NASA will attempt to launch its Artemis I moon mission on September 27 after two failures, with a potential backup opportunity of October 2 under review.
NASA said that it adjusted the targeted dates for a cryogenic demonstration test and the next launch opportunities for Artemis I.
The agency will conduct the demonstration test on September 21, before going for the launch.
"The updated dates represent careful consideration of multiple logistical topics, including the additional value of having more time to prepare for the cryogenic demonstration test, and subsequently more time to prepare for the launch," the US space agency said in a statement.
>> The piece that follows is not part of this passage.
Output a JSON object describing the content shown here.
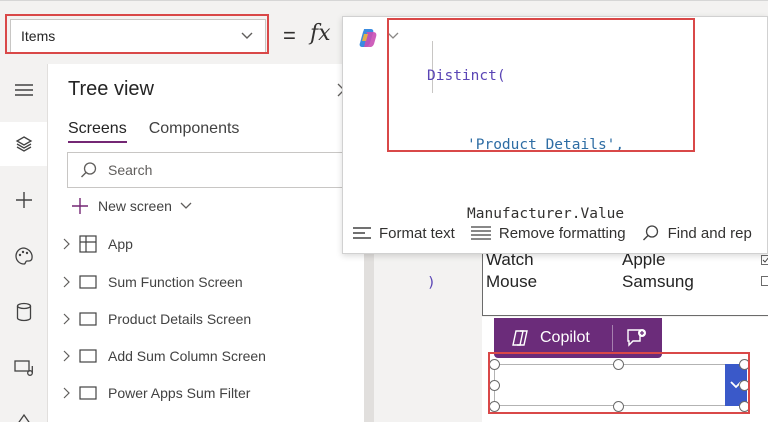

Artemis I teams have completed repair work to the area of a hydrogen leak in one of the rocket's engines.
On September 3, NASA attempted to launch Artemis I but called it off after detecting a liquid hydrogen leak.
Artemis I is NASA's uncrewed flight test which will provide a foundation for human exploration in deep space and demonstrate NASA's commitment and capability to extend human existence to the Moon and beyond.
The US space agency on August 30 scrubbed the mission launch for the first time owing to technical glitch with one of the SLS rocket's engines.
During the second launch attempt, engineers saw a leak in a cavity between the ground side and rocket side plates surrounding an 8-inch line used to fill and drain liquid hydrogen from the SLS rocket.